It’s been quite some time since I’ve posted anything. Unfortunately (though, kind of fortunately I suppose), my students have not been doodling as much lately. Enjoy.
The following mini series is a group of pictures of lumberjacks. There is talk around school about a certain teacher who many girls like to dream about. Especially when they think he is a lumberjack. My favorite is easily the 4th one. Probably because it’s not actually a lumberjack.
The following is a GREAT find by one of my colleagues. Her students drew out a mapping of what happens in Inception. I have a picture of the entire thing and then a zoomed in picture of each step.
Pretty impressive.
Here is another quality series of bellwork response and student answers.
I don’t think they understood the question. Oh, and “wasen’t” really? I should have Mitch Hedberg teach her some contractions.
“The elephant of doom protects this test against the dreaded red pen.” “No it doesn’t”
As much as I like the drawings and things this student writes. I can’t let an elephant protect the test.
This student clearly doesn’t understand what “kinda” means. I laughed out loud when I read this. Then I got sad.
If you draw a picture of a zombie, I’m going to take a picture of it. It’s a guarantee.
These next few pictures are the best responses I got to the students bellwork in which I instructed “Draw a picture of Mr. Haren fighting something.”
This is me fighting The Situation from Jersey Shore. I hate that show so much.
Here I am being attached by a dinosaur, a zombie, and aliens. I’m probably screwed. Though it would be a great way to go.
This is me up against a “God Hand” and a mini army.
I’m fighting a dragon (who has a gun), while wearing a pineapple suit (with a sword). I would hope my students would think that I’m smarter than this.
I asked my students one day to write down 2 or 3 things they would want with them if they were stranded on a deserted island. I told them there is no electricity or cell phone/internet service.
I was happy that this student put down food. Lots of students put down iPods and stupid stuff. Unfortunately, they were also dumb. You can take TWO items. ANY TWO ITEMS. WHY would you waste it on an item of food that requires a can opener.
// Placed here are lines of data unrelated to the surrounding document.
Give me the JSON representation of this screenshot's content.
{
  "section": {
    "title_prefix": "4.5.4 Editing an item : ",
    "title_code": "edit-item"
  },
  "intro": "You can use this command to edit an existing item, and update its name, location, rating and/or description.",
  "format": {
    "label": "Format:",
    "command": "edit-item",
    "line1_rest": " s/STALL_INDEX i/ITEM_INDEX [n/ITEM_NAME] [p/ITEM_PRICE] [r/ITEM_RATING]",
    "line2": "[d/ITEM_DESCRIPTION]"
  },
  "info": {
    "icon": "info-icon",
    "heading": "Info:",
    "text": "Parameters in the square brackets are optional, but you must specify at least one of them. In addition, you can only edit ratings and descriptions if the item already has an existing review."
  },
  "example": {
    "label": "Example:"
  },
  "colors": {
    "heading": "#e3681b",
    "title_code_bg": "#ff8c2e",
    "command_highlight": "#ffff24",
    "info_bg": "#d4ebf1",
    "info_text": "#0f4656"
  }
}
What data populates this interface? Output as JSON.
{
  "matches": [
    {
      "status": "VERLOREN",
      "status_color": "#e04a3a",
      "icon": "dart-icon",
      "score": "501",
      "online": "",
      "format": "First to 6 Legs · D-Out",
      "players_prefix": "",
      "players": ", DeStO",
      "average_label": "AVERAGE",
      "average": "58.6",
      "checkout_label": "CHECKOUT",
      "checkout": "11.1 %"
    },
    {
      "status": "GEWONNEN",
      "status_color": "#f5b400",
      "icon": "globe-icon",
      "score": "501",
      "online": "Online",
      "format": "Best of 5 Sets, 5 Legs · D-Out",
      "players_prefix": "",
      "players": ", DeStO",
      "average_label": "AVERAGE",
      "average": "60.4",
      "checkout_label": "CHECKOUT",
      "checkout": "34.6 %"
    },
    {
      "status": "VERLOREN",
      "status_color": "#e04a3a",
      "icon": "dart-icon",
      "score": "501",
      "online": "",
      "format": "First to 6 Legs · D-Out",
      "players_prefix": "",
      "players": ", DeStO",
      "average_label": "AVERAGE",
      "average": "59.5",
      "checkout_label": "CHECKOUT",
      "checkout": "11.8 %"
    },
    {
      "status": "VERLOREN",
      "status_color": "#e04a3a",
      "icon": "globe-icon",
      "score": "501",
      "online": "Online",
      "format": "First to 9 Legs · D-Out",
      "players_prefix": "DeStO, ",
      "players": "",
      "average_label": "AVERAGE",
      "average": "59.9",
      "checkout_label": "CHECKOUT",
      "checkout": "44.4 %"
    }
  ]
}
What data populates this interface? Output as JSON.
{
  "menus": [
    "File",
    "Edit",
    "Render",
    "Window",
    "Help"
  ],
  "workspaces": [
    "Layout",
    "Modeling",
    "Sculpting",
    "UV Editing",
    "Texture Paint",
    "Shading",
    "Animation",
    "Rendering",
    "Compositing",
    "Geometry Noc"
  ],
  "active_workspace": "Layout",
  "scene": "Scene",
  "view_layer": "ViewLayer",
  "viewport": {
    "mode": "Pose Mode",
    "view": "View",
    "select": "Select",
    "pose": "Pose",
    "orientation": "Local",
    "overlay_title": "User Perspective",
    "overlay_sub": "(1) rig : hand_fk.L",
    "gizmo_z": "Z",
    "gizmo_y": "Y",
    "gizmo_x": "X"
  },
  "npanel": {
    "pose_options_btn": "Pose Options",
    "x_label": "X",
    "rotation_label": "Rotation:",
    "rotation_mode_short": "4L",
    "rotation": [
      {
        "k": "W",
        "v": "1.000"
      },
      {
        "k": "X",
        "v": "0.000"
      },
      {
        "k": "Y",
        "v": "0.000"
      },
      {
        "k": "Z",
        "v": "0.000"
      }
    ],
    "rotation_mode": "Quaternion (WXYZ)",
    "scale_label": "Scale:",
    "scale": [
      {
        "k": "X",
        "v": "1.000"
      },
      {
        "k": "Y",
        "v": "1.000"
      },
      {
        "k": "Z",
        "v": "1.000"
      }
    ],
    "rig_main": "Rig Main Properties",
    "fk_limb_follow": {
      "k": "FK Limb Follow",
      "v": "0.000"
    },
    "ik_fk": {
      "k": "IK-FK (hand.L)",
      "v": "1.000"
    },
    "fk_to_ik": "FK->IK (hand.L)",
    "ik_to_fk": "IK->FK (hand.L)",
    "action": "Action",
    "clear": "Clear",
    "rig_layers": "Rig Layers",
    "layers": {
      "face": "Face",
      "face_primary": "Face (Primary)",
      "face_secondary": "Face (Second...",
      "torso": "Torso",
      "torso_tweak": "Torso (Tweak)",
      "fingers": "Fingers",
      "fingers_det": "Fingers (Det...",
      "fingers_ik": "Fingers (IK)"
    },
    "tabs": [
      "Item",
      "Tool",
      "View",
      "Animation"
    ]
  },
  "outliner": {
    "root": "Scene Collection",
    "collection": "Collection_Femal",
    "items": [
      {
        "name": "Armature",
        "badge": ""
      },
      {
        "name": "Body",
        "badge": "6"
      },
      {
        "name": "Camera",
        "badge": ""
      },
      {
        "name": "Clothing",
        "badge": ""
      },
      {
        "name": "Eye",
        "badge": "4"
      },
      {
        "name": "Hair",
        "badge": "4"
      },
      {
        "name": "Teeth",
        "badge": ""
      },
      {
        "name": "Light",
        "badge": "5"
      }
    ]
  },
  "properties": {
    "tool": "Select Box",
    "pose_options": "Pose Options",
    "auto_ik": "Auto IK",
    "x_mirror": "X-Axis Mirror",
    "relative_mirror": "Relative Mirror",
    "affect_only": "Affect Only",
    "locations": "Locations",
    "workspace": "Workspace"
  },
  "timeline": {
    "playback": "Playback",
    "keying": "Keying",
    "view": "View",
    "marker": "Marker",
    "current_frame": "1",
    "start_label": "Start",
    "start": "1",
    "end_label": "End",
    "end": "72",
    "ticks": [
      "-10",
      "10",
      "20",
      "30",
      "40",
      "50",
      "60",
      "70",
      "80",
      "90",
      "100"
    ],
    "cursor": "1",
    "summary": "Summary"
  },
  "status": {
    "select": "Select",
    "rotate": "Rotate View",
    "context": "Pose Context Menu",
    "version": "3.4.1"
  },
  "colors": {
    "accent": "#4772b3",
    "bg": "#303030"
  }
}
This one is great. I cracked up when I read “Another bomb.”
One of my friends got me a Zombie calendar in which each month I get to build a paper-craft zombie. January was this business man. February was a nurse. By the end of the year my desk at school will have a nice zombie army.
Found in another classroom. I thought it was pretty good, though the more I look at it the more I think the mouse is stoned.
Speaking of stoned, this is a student’s graphical representation of me.
This is unrelated to school but is still hilarious. My family plays a game called Telephone Pictionary in which you write a phrase and the next person draws a picture and the next person translates the picture into a phrase and so on. I don’t know how this one started but it ended with - “If you are happily holding your baby upside down, you might as well eat it because you have two other kids.” I think I translated the picture perfectly.
Lastly, this is a pen I confiscated from a student because it was creating a distraction. Yes, a pen. As you can plainly see, the dinosaur has a huge penis with a tuft of hair at his crotch. What sort of company would make this? Now that I think about it, I still have this pen in my desk, I never gave it back.
I hope you enjoyed the pictures. You may have noticed that some of them were a little blurry due to my messed up iPhone camera. Fortunately, I went to the store the other day and exchanged my phone for a new one since it is under warranty still. Who knew “blurry pictures” was a valid reason to get a new phone.